Cullen Aaron B, Curtiss Shane, Lee Mark A
Department of Orthopaedic Surgery, University of California, Davis Medical Center, 4680 Y St, Sacramento, CA 95817, USA.
J Orthop Trauma. 2009 Aug;23(7):507-13. doi: 10.1097/QAI.0b013e3181a25368.
Lateral locked plating for proximal tibial fractures with metaphyseal disruption provides a biomechanically stable and biologically favorable alternative to conventional medial/lateral plate fixation. New polyaxial screw technology incorporates expanding screw bushings, allowing variable angle screw placement, while providing angular stability. We hypothesize that polyaxial locking plates will exhibit comparable stiffness, strength to failure, and resistance to plastic deformation to conventional locking plates in a proximal tibial gap model.
We stabilized extra-articular metaphyseal gap osteotomies in synthetic composite tibiae with dual medial and lateral plating, Less Invasive Stabilization System (LISS) plates, 4.5-mm proximal tibial lateral locking plates with (LP+) and without (LP-) angled screws, and 4.5-mm polyaxial locking plates with (PA+) and without (PA-) angled screws. All were tested with cyclic, ramped, and axial loading to failure.
No plates demonstrated screw failure before plate failure. Dual-plate constructs did not fail. All lateral plates failed at the osteotomy. LP- failed at low load. PA+ was significantly stiffer (165 +/- 17 N/mm) with greater load to failure (711 +/- 23 N) than all other constructs (PA-: 56 +/- 6 N/mm, 617 +/- 33 N; LP+: 137 +/- 23 N/mm, 488 +/- 39 N; LISS: 76 +/- 5 N/mm, 656 +/- 39 N). PA+ had significantly less plastic deformation (12.1 +/- 0.8 mm) than LP+ (13.4 +/- 3.7 mm), but more than PA- (5.8 +/- 1.2 mm) and LISS (3.9 +/- 0.6 mm). PA- did not differ significantly from LISS in any parameter.

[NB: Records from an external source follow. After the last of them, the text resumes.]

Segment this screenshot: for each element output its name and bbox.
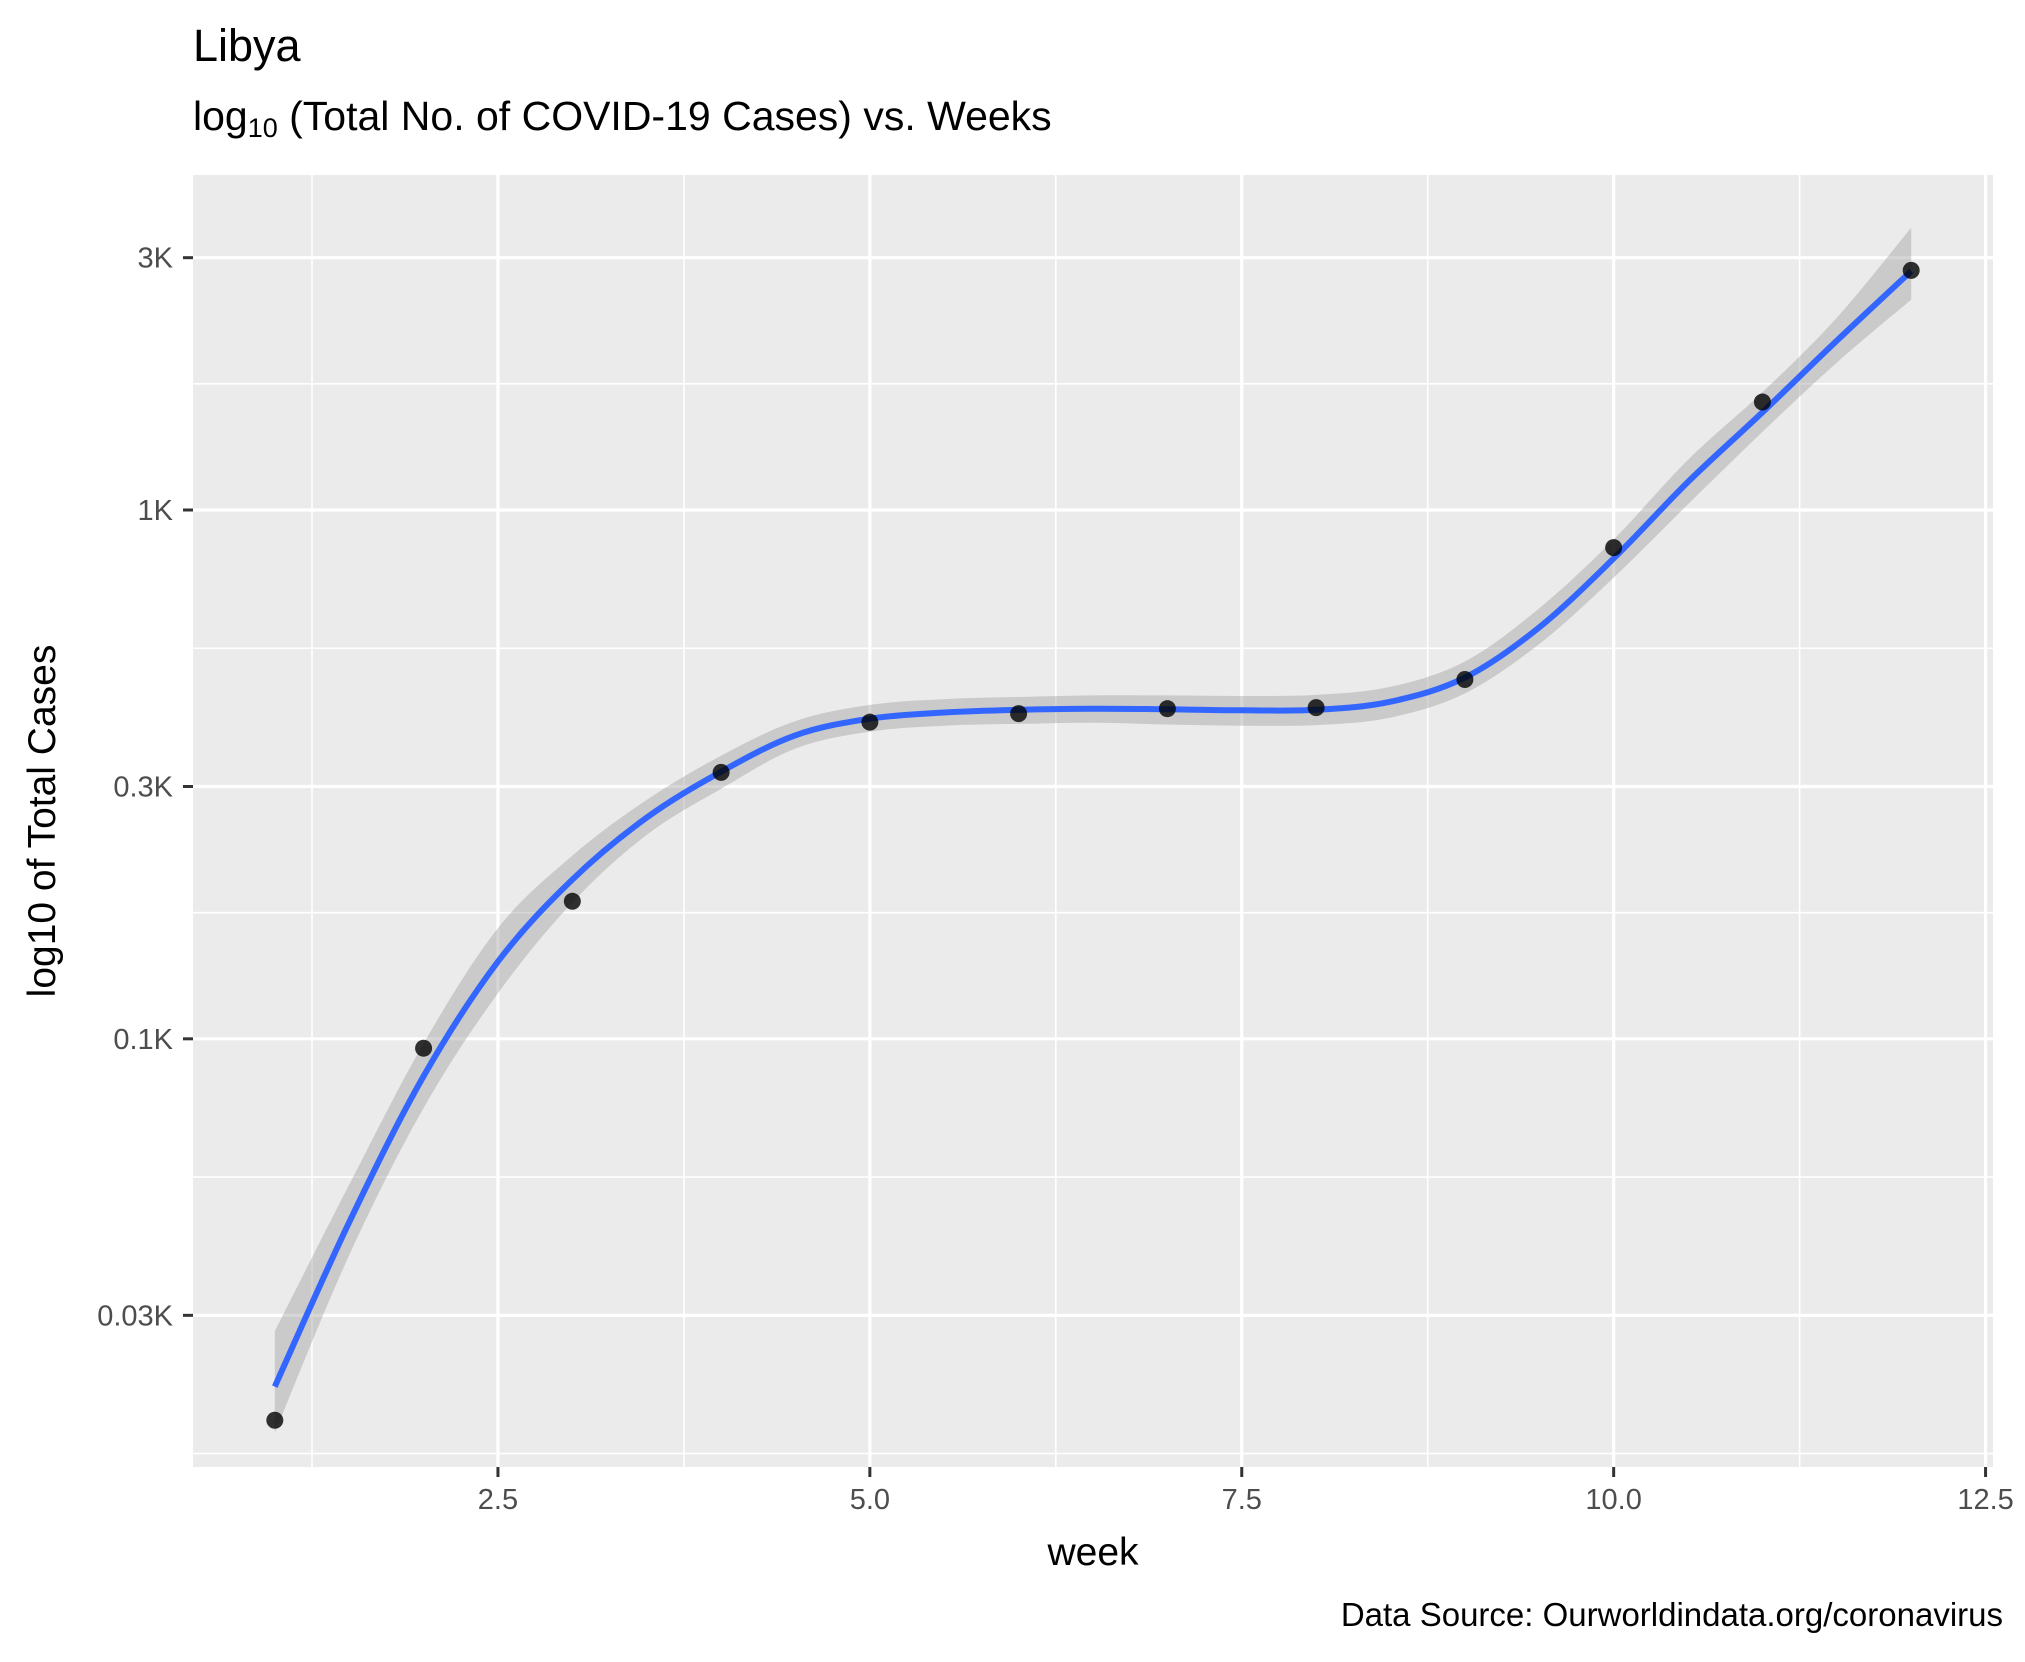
data-point	[1605, 539, 1623, 557]
x-tick-label: 7.5	[1222, 1484, 1262, 1516]
data-points	[266, 261, 1920, 1429]
smooth-fit-line	[272, 268, 1914, 1388]
data-source-caption: Data Source: Ourworldindata.org/coronavi…	[1340, 1596, 2003, 1633]
y-tick-label: 0.1K	[113, 1024, 173, 1056]
x-tick-label: 2.5	[478, 1484, 518, 1516]
data-point	[266, 1411, 284, 1429]
data-point	[861, 713, 879, 731]
x-tick-label: 10.0	[1585, 1484, 1641, 1516]
data-point	[1753, 393, 1771, 411]
data-point	[1010, 705, 1028, 723]
y-tick-label: 0.3K	[113, 772, 173, 804]
plot-panel	[193, 175, 1993, 1467]
minor-gridlines	[193, 175, 1993, 1467]
x-axis-title: week	[1046, 1531, 1139, 1574]
subtitle-prefix: log	[193, 93, 248, 139]
subtitle-subscript: 10	[247, 113, 278, 143]
data-point	[1902, 261, 1920, 279]
major-gridlines	[193, 175, 1993, 1467]
y-axis: 0.03K 0.1K 0.3K 1K 3K	[97, 243, 193, 1332]
x-axis: 2.5 5.0 7.5 10.0 12.5	[478, 1467, 2014, 1516]
y-axis-title: log10 of Total Cases	[21, 645, 64, 998]
chart-subtitle: log10 (Total No. of COVID-19 Cases) vs. …	[193, 90, 1052, 142]
data-point	[563, 892, 581, 910]
data-point	[1307, 699, 1325, 717]
data-point	[415, 1039, 433, 1057]
data-point	[1456, 671, 1474, 689]
subtitle-rest: (Total No. of COVID-19 Cases) vs. Weeks	[277, 93, 1052, 139]
y-tick-label: 0.03K	[97, 1300, 173, 1332]
chart-title: Libya	[193, 20, 301, 71]
y-tick-label: 3K	[138, 243, 174, 275]
y-tick-label: 1K	[138, 495, 174, 527]
x-tick-label: 5.0	[850, 1484, 890, 1516]
x-tick-label: 12.5	[1957, 1484, 2013, 1516]
data-point	[1158, 700, 1176, 718]
data-point	[712, 763, 730, 781]
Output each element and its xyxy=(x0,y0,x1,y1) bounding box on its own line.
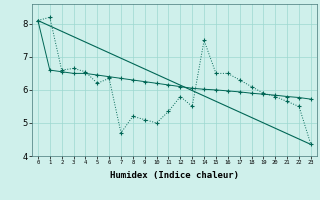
X-axis label: Humidex (Indice chaleur): Humidex (Indice chaleur) xyxy=(110,171,239,180)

This study demonstrates that this unique polyaxial locking plate mechanism, when tested in various constructs, exhibits similar biomechanical performance regarding stiffness, strength to failure, and resistance to plastic deformation when compared with uniaxial locking plates. The polyaxial locking plate with an angled screw was stiffest and had the greatest load to failure. The polyaxial locking plate alone tested similar to the LISS. In addition, the benefit of the angled screw for biomechanical stability is demonstrated.

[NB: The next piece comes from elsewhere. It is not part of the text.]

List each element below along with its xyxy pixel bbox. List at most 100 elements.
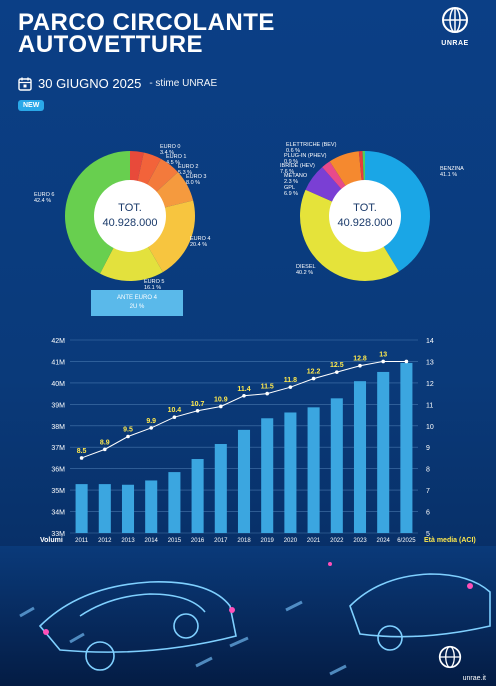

对于伴有干骺端破坏的胫骨近端骨折,外侧锁定钢板固定提供了一种在生物力学上稳定且生物学特性良好的替代传统内侧/外侧钢板固定的方法。新型多轴螺钉技术采用了可扩张的螺钉衬套,允许可变角度螺钉置入,同时提供角度稳定性。我们假设在胫骨近端间隙模型中,多轴锁定钢板在刚度、破坏强度和抗塑性变形能力方面与传统锁定钢板相当。
我们使用双侧内侧和外侧钢板、微创稳定系统(LISS)钢板、带(LP +)和不带(LP -)成角螺钉的4.5毫米胫骨近端外侧锁定钢板以及带(PA +)和不带(PA -)成角螺钉的4.5毫米多轴锁定钢板来稳定合成复合材料胫骨中的关节外干骺端间隙截骨术。所有样本均进行循环、斜坡和轴向加载直至破坏测试。

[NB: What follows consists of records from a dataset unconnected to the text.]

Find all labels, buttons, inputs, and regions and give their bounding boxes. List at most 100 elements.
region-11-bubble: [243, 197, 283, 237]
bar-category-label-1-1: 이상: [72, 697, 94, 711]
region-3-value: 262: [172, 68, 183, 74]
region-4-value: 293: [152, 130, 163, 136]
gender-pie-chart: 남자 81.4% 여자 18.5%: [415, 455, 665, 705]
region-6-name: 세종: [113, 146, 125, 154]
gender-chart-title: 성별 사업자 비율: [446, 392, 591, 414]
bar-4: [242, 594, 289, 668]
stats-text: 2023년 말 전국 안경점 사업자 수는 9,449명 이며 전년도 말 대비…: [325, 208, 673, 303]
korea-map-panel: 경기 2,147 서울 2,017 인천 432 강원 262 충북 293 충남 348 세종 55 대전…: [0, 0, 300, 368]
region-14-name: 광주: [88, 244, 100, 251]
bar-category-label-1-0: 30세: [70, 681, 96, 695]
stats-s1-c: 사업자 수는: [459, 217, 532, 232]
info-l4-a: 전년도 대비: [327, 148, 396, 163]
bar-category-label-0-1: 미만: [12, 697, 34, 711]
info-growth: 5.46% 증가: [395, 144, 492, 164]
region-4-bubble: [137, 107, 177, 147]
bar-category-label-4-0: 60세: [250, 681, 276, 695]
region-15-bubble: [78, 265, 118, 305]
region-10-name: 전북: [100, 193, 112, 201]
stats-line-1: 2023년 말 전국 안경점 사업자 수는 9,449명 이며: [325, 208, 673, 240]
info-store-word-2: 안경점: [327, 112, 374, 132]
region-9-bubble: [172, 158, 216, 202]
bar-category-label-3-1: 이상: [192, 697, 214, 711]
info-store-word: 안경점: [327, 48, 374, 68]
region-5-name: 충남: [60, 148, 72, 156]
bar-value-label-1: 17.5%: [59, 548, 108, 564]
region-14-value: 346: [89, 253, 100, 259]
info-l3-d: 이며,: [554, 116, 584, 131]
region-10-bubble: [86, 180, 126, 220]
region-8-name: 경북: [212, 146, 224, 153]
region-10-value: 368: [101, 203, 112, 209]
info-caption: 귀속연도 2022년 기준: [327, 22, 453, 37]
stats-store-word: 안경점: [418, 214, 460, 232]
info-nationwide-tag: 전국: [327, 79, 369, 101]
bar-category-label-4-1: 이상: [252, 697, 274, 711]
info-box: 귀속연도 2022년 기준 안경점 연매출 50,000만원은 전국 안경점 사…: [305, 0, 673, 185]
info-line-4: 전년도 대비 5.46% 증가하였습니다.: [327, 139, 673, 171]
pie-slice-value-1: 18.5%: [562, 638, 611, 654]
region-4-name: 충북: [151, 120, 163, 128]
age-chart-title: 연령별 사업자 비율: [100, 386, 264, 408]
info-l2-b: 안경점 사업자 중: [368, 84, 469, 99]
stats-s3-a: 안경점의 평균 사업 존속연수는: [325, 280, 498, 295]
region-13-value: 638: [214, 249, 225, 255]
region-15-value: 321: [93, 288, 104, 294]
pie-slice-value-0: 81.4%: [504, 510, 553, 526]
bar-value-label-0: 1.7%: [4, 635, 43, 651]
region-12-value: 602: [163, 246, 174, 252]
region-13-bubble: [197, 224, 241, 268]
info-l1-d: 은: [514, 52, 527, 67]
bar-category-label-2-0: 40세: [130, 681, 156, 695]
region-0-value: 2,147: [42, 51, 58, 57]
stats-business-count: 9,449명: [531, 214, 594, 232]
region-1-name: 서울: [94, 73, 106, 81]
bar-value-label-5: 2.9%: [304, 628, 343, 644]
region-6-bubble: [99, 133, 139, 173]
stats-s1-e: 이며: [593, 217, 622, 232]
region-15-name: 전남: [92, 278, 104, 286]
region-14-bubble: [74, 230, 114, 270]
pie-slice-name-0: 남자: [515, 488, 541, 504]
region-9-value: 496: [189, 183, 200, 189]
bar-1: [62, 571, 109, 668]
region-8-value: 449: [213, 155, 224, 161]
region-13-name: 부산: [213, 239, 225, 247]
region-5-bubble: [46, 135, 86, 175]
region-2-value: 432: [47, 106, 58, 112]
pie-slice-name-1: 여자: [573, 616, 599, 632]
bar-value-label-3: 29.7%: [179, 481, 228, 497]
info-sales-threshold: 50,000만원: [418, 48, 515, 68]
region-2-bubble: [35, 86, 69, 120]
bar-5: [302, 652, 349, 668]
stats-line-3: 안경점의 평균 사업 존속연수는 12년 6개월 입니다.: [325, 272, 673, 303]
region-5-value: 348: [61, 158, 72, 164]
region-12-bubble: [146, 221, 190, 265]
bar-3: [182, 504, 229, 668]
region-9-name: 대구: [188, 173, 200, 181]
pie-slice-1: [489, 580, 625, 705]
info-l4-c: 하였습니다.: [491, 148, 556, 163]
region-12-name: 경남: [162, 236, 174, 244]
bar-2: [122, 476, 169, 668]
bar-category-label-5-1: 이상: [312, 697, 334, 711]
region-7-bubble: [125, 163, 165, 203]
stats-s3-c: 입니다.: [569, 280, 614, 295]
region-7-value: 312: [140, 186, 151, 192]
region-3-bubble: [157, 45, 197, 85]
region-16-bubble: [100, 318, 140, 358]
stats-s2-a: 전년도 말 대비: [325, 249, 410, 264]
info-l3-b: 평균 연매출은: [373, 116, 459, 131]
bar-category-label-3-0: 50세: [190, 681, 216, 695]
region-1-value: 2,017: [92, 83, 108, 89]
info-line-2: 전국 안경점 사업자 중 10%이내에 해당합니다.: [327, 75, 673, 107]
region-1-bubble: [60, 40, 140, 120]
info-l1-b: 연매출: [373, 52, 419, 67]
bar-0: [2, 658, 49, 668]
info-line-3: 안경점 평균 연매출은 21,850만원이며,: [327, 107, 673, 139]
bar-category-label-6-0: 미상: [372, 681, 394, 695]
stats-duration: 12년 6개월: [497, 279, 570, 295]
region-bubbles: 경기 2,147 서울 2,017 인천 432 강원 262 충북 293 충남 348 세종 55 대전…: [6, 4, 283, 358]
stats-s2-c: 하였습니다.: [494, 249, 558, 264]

在钢板破坏之前,没有钢板出现螺钉破坏。双侧钢板结构未发生破坏。所有外侧钢板均在截骨处发生破坏。LP - 在低负荷下发生破坏。与所有其他结构相比,PA + 显著更硬(165±17 N/mm),破坏负荷更大(711±23 N)(PA -:56±6 N/mm,617±33 N;LP +:137±23 N/mm,488±39 N;LISS:76±5 N/mm,656±39 N)。PA + 的塑性变形(12.1±0.8 mm)明显少于LP +(13.4±3.7 mm),但多于PA -(5.8±1.2 mm)和LISS(3.9±0.6 mm)。PA - 在任何参数上与LISS均无显著差异。
本研究表明,这种独特的多轴锁定钢板机制在各种结构中进行测试时,与单轴锁定钢板相比,在刚度、破坏强度和抗塑性变形能力方面表现出相似的生物力学性能。带成角螺钉的多轴锁定钢板最硬,破坏负荷最大。单独测试的多轴锁定钢板与LISS相似。此外,还证明了成角螺钉对生物力学稳定性的益处。